Dienstag, 07. Juli 2020 um 12:46 Uhr

In der zweiten Förderphase des Schwerpunktprogramms "Übersetzungskulturen der Frühen Neuzeit“ sollen verstärkt globale Zusammenhänge sowie regionale Besonderheiten untersucht und sowohl raum- als auch zeitspezifische Übersetzungskriterien einer kritischen Revision unterzogen werden. Die These von der Profilierung der Frühen Neuzeit als einer durch Translationsverfahren geprägten Epoche soll überprüft werden, indem die Praktiken des Übersetzens aus einer interkulturellen, transeuropäischen und postkolonialen Perspektive neu bewertet werden. Ergänzend zu den Projekten der ersten Förderphase sind Anträge mit einem zeitlichen Fokus auf das 15. und 16. Jahrhundert oder einem räumlichen Fokus auf Osteuropa, Nordamerika und den afrikanischen Kontinent besonders erwünscht.

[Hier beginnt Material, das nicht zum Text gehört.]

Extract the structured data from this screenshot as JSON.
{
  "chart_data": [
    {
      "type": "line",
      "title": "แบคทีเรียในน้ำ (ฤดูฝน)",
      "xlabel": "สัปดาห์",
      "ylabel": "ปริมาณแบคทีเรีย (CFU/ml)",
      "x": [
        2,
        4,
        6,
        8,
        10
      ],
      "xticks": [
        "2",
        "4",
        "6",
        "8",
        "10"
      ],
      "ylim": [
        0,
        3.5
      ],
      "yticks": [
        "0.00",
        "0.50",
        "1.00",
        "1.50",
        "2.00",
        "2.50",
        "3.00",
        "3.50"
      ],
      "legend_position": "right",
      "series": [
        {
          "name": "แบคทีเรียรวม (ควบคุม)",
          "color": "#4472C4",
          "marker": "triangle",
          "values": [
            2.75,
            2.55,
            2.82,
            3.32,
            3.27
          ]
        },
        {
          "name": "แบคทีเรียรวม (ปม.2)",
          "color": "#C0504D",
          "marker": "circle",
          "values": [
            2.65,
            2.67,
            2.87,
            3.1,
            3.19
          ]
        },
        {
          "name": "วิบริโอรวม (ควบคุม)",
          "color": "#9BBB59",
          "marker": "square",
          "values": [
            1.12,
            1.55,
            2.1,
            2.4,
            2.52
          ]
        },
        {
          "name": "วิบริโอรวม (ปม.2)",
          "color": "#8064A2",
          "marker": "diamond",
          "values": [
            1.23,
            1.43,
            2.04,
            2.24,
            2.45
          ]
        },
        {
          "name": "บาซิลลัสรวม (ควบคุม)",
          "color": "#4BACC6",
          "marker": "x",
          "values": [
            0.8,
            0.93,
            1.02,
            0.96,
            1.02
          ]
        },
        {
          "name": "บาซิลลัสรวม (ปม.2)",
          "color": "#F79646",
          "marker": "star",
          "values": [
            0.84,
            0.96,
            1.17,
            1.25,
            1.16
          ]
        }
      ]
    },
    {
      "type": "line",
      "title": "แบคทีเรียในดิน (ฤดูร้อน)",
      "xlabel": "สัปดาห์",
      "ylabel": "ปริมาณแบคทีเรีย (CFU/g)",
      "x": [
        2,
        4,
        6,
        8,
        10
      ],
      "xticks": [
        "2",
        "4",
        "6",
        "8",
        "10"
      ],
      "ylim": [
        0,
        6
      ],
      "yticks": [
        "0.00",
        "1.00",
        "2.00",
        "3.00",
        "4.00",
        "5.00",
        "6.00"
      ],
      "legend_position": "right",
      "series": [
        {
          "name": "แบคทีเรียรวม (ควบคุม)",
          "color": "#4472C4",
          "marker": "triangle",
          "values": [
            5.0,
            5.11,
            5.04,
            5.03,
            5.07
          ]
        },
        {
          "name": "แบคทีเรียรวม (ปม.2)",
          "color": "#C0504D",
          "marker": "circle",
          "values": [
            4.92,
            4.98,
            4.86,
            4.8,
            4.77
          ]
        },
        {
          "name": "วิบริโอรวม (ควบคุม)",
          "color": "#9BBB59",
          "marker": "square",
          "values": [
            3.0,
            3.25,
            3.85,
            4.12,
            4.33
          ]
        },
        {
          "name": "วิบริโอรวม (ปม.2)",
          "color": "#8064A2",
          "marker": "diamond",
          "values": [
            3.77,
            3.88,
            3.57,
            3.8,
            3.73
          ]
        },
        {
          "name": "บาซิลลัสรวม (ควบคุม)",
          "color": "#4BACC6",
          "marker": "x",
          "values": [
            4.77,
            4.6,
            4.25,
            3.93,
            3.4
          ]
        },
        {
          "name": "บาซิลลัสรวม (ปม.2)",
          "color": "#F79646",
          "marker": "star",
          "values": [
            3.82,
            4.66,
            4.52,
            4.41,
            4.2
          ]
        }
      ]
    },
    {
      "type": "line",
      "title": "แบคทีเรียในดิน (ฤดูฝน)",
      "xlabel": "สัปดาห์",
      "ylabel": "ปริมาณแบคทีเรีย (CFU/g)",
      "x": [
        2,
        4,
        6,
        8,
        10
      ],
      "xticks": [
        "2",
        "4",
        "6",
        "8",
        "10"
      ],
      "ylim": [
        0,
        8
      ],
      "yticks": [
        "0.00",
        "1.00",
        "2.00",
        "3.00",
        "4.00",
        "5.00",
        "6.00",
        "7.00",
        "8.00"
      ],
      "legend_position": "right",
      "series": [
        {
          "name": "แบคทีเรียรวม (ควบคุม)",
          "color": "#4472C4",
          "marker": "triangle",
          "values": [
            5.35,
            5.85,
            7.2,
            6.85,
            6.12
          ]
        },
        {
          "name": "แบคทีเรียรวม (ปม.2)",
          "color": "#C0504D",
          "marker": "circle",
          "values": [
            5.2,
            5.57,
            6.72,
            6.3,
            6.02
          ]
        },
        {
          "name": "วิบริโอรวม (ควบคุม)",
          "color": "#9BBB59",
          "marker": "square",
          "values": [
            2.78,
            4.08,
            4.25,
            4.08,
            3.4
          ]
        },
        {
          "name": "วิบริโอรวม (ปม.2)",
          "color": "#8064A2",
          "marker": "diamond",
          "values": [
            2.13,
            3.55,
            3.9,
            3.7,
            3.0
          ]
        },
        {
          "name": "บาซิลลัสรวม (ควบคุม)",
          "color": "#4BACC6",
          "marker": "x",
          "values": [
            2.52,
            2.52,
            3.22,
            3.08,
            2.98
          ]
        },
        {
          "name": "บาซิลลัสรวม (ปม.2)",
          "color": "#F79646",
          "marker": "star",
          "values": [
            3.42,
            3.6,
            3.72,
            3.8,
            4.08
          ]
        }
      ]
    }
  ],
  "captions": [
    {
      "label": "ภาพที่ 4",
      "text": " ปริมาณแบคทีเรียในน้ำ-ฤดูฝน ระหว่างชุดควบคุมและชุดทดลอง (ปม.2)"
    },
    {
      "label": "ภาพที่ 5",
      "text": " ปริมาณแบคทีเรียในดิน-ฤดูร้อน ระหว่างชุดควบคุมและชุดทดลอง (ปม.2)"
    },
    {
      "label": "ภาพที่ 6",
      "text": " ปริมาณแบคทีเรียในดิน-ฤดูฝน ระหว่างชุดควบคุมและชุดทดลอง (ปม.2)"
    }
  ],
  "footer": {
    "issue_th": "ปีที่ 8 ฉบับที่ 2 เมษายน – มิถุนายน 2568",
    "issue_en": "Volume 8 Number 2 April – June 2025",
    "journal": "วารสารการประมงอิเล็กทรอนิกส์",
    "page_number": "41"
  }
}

Zentrale Aspekte der frühneuzeitlichen Übersetzungskulturen können in drei Sektionen systematisch erarbeitet werden:

  • „Zeichensysteme und mediale Transformationen“ widmet sich dem Zusammenhang von Übersetzung und Sprachreflexion, der Übersetzungstheorie, Semiotik- und Mediengeschichte.
  • „Anthropologie und Wissen“ untersucht die im Übersetzungsprozess verhandelten Menschen- und Geschlechterbilder, die Machtbeziehungen, sozialen Strukturen und epistemischen Ordnungen.
  • „Kulturelle Zugehörigkeiten und Gesellschaft“ fokussiert inter- und transkulturelle Übersetzungsphänomene, die aus raumübergreifenden und in vielen Fällen performativ hergestellten Kulturkontakten wie ritualisierten Begegnungen resultieren.

Der Antrag für die zweite Förderphase soll bis spätestens 27. Oktober 2020 bei der DFG eingereicht werden.